Tara’s arms were around him. “She was so wonderful,” her voice murmured. “And your parents too.”
He could only nod. The heat of her body took the edge off just slightly. He was alone in the world. This was the best he’d get.
“I remember,” Tara said, her words a lullaby in his ears. “We used to go to class and she’d talk about how much she missed Milan, and driving up to Lake Como.”
“She loved all the lakes, didn’t she?” Dorian said.
“Oh yes. And the beach too.”
“Summer vacation,” he remembered, wiping his eyes. “We would go to Toscana or Sardinia for all of August. Do you know the beach clubs in Italy? There is nothing like it in Boston, not to mention that I cannot go to any place in Boston where they sell alcohol. I’m too young.”
“I heard about that. How strange.”
“It makes no sense. So I drink illegally. I got my fake ID a few days ago, but I haven’t used it yet.” He shook his head in her arms. “I guess I don’t need it now.”
“Not for a little bit.”
“Yeah, but I do have to go back and get that shithead bastard.”
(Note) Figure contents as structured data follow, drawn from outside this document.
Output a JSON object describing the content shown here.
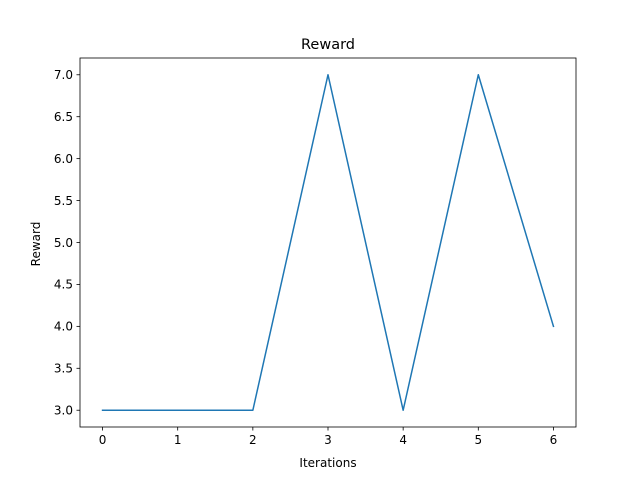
{
  "chart_data": {
    "type": "line",
    "title": "Reward",
    "xlabel": "Iterations",
    "ylabel": "Reward",
    "x": [
      0,
      1,
      2,
      3,
      4,
      5,
      6
    ],
    "series": [
      {
        "values": [
          3.0,
          3.0,
          3.0,
          7.0,
          3.0,
          7.0,
          4.0
        ],
        "color": "#1f77b4"
      }
    ],
    "xlim": [
      -0.3,
      6.3
    ],
    "ylim": [
      2.8,
      7.2
    ],
    "xticks": [
      0,
      1,
      2,
      3,
      4,
      5,
      6
    ],
    "xtick_labels": [
      "0",
      "1",
      "2",
      "3",
      "4",
      "5",
      "6"
    ],
    "yticks": [
      3.0,
      3.5,
      4.0,
      4.5,
      5.0,
      5.5,
      6.0,
      6.5,
      7.0
    ],
    "ytick_labels": [
      "3.0",
      "3.5",
      "4.0",
      "4.5",
      "5.0",
      "5.5",
      "6.0",
      "6.5",
      "7.0"
    ],
    "grid": false,
    "legend": "none"
  }
}
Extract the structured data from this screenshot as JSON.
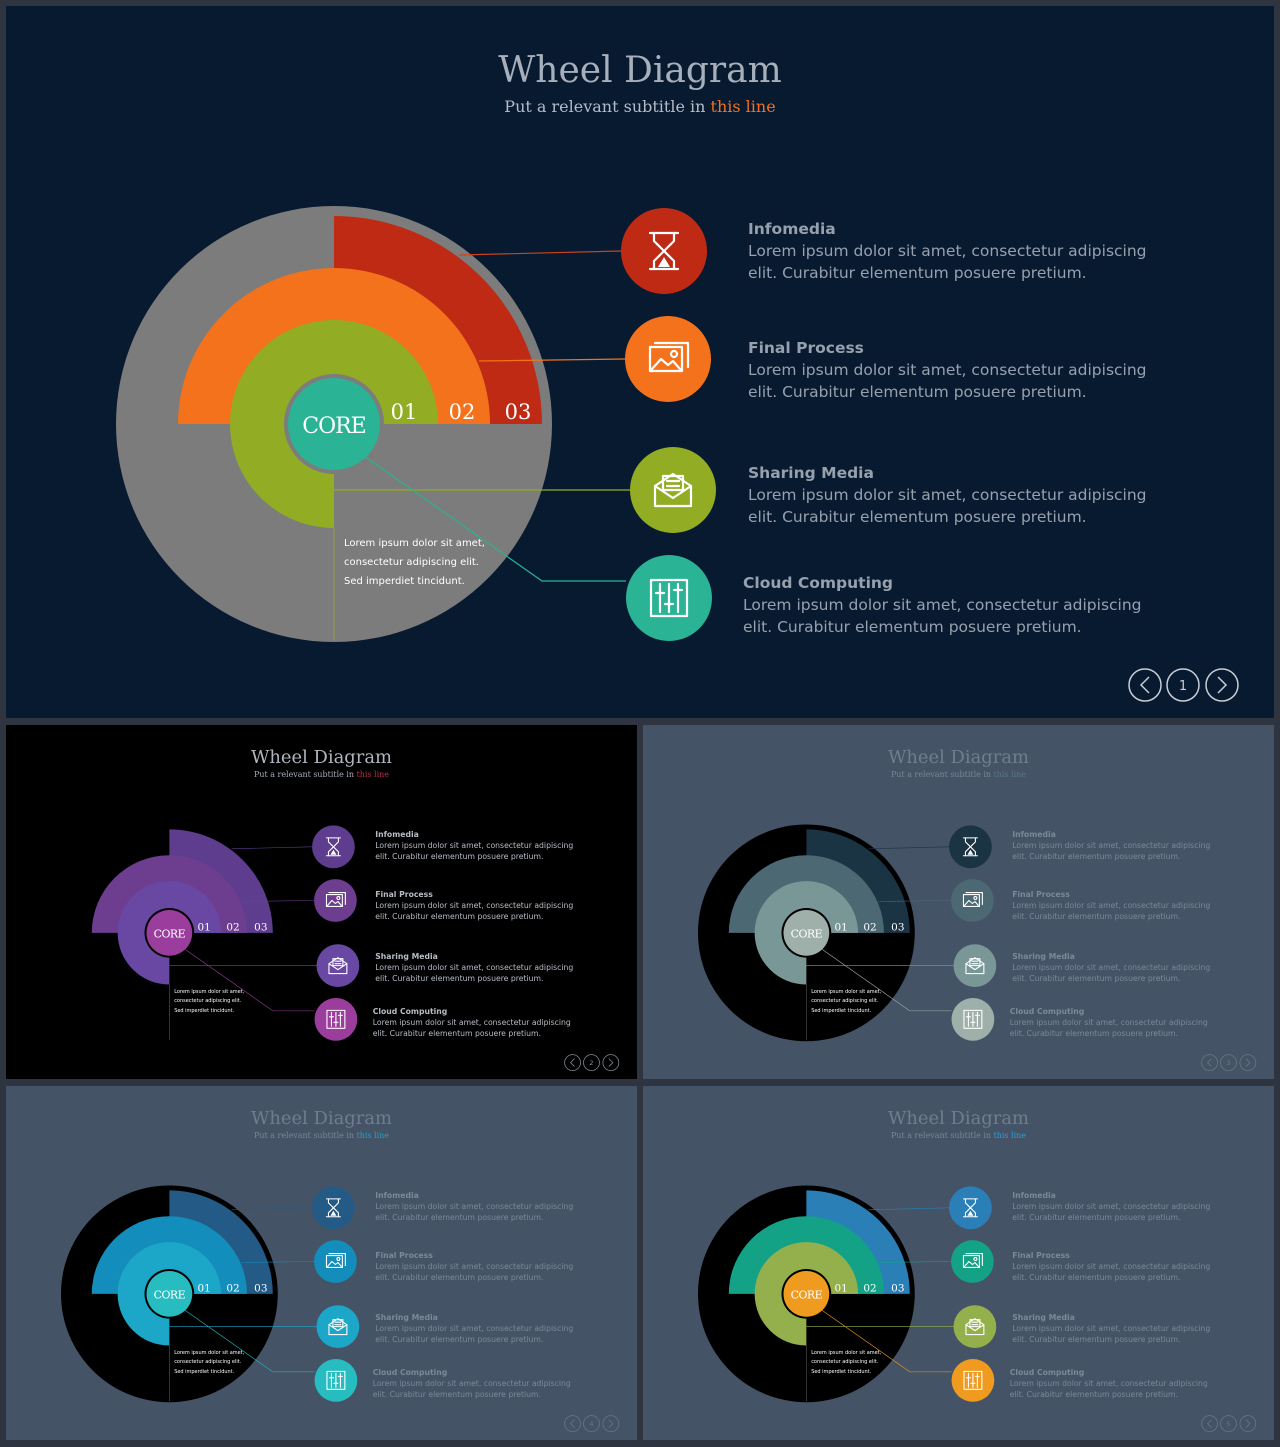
{
  "title": "Wheel Diagram",
  "subtitle_prefix": "Put a relevant subtitle in",
  "subtitle_highlight": "this line",
  "core_label": "CORE",
  "ring_numbers": [
    "01",
    "02",
    "03"
  ],
  "center_text": [
    "Lorem ipsum dolor sit amet,",
    "consectetur adipiscing elit.",
    "Sed imperdiet tincidunt."
  ],
  "items": [
    {
      "title": "Infomedia",
      "desc1": "Lorem ipsum dolor sit amet, consectetur adipiscing",
      "desc2": "elit. Curabitur elementum posuere pretium.",
      "icon": "hourglass-icon"
    },
    {
      "title": "Final Process",
      "desc1": "Lorem ipsum dolor sit amet, consectetur adipiscing",
      "desc2": "elit. Curabitur elementum posuere pretium.",
      "icon": "image-icon"
    },
    {
      "title": "Sharing Media",
      "desc1": "Lorem ipsum dolor sit amet, consectetur adipiscing",
      "desc2": "elit. Curabitur elementum posuere pretium.",
      "icon": "envelope-icon"
    },
    {
      "title": "Cloud Computing",
      "desc1": "Lorem ipsum dolor sit amet, consectetur adipiscing",
      "desc2": "elit. Curabitur elementum posuere pretium.",
      "icon": "sliders-icon"
    }
  ],
  "slides": [
    {
      "page": "1",
      "bg": "#081a30",
      "disk": "#7c7c7c",
      "ring_border": "#7c7c7c",
      "colors": [
        "#bf2a14",
        "#f4721b",
        "#92ac23",
        "#2ab394"
      ],
      "title_color": "#a6afbb",
      "sub_color": "#b6bcc7",
      "highlight_color": "#f2701e",
      "text_color": "#97a1ad",
      "nav_color": "#c9ced6"
    },
    {
      "page": "2",
      "bg": "#000000",
      "disk": "#000000",
      "ring_border": "#000000",
      "colors": [
        "#5e3d8e",
        "#6d3e90",
        "#6948a4",
        "#9a3d9c"
      ],
      "title_color": "#b0b6bf",
      "sub_color": "#a6adb6",
      "highlight_color": "#b2344a",
      "text_color": "#b6bcc5",
      "nav_color": "#8a9099"
    },
    {
      "page": "3",
      "bg": "#455366",
      "disk": "#000000",
      "ring_border": "#000000",
      "colors": [
        "#1b3444",
        "#4b6873",
        "#7a9797",
        "#9eb0a9"
      ],
      "title_color": "#707d8d",
      "sub_color": "#7a8696",
      "highlight_color": "#5a7685",
      "text_color": "#7b8898",
      "nav_color": "#6c7888"
    },
    {
      "page": "4",
      "bg": "#455366",
      "disk": "#000000",
      "ring_border": "#000000",
      "colors": [
        "#245a86",
        "#138dbb",
        "#1ca7c9",
        "#26bcc0"
      ],
      "title_color": "#707d8d",
      "sub_color": "#7a8696",
      "highlight_color": "#1ea2c7",
      "text_color": "#7b8898",
      "nav_color": "#6c7888"
    },
    {
      "page": "5",
      "bg": "#455366",
      "disk": "#000000",
      "ring_border": "#000000",
      "colors": [
        "#2b7fb7",
        "#14a287",
        "#94b04c",
        "#ee9b1f"
      ],
      "title_color": "#707d8d",
      "sub_color": "#7a8696",
      "highlight_color": "#2b9fd5",
      "text_color": "#7b8898",
      "nav_color": "#6c7888"
    }
  ]
}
“Who?” She turned to look at him, questioning.
“I can’t tell you. I should say: I don’t want to get you involved. It’s best you know little.”
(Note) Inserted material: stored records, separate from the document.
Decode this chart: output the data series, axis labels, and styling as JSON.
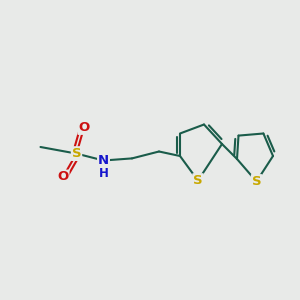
{
  "background_color": "#e8eae8",
  "bond_color": "#1a5c4a",
  "bond_width": 1.5,
  "S_thiophene_color": "#c8a800",
  "S_sulfonyl_color": "#c8a800",
  "N_color": "#1515cc",
  "O_color": "#cc1111",
  "font_size": 9.5,
  "figsize": [
    3.0,
    3.0
  ],
  "dpi": 100,
  "xlim": [
    0,
    10
  ],
  "ylim": [
    0,
    10
  ]
}
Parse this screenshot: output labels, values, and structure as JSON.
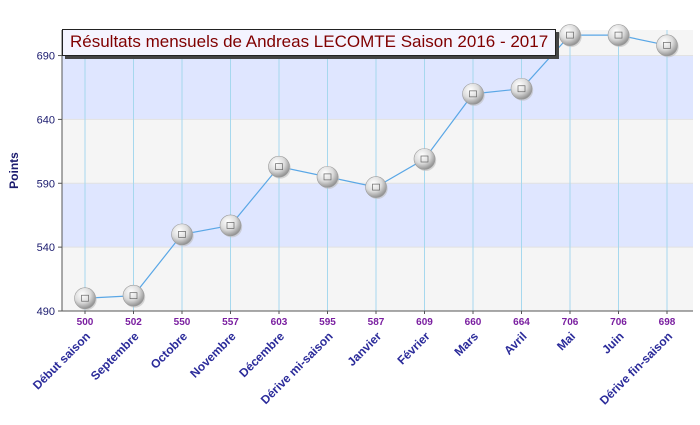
{
  "chart_data": {
    "type": "line",
    "title": "Résultats mensuels de Andreas LECOMTE Saison 2016 - 2017",
    "ylabel": "Points",
    "xlabel": "",
    "categories": [
      "Début saison",
      "Septembre",
      "Octobre",
      "Novembre",
      "Décembre",
      "Dérive mi-saison",
      "Janvier",
      "Février",
      "Mars",
      "Avril",
      "Mai",
      "Juin",
      "Dérive fin-saison"
    ],
    "values": [
      500,
      502,
      550,
      557,
      603,
      595,
      587,
      609,
      660,
      664,
      706,
      706,
      698
    ],
    "data_labels": [
      "500",
      "502",
      "550",
      "557",
      "603",
      "595",
      "587",
      "609",
      "660",
      "664",
      "706",
      "706",
      "698"
    ],
    "yticks": [
      490,
      540,
      590,
      640,
      690
    ],
    "ylim": [
      490,
      710
    ],
    "grid": true,
    "legend": "none",
    "colors": {
      "line": "#5aa7e6",
      "band_blue": "#dfe6ff",
      "band_gray": "#f5f5f5",
      "title_text": "#800000",
      "tick_text": "#1a1a6e",
      "category_text": "#2b2b9a",
      "data_label_text": "#7a1fa0",
      "grid_vertical": "#a6d8ee",
      "marker_fill": "#e4e4e4"
    }
  }
}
“How? Is it something bad.” She let go of him, sitting back so she could get a better look at him.
“Why you think I show up at your door a day after you invite me?”
“I honestly didn’t think.” She looked surprised. “Are the police hunting you?”
“No.” It was his turn to be shocked. “No, of course not.”
“Then what?”
“Well, what do you think it could be?”
He could see options go through her mind. “Oh my
lord.” Her eyes went wide with surprise and recognition. “Are you sure?”
“Yes. But I don’t want to talk about it.”
“Your parents and Federica. It all makes sense.” She nodded her head. “We’ll talk some other time, Ok?”
“Yes. That would be better.”
“How about we see a movie? That would be a good way to take our minds off what happened.”
“Ok.”
“The new Superheroes is showing at Leicester Square. Do you fancy that?”
“Seen it already.”
“It just came out.”
“It’s been out for a few weeks in the US. I see many flicks.”
“Well, then we’ll just pick something when we get there.”
“Yes. Let’s.”
They arrived at her apartment around eleven that evening, lightly tipsy from a bottle of wine shared at dinner.
“How could you convince me to see a chick flick? It’s shameful,” Dorian said.
“Are you still on about that?” She laughed, dropping onto the sofa. “At any rate, I didn’t pick it. You chose. You didn’t like the other movies showing.”
“A female bike racer and a cook. I should have known better.” He sat down next to Tara.
“A movie is always nice. Even a bad one. I go for the experience.”
“I always say that,” Dorian said, surprised. “Better a bad movie than no movie at all. I’ve never heard anyone else say that. Do you really think that way or are you pulling my leg?”
“No really. I love movies. A good movie is best, but a bad one, well, isn’t so bad.”
“My sister has good taste in friends.” He smiled.
“Thank you.”
“You know most people don’t think that way, don’t you?”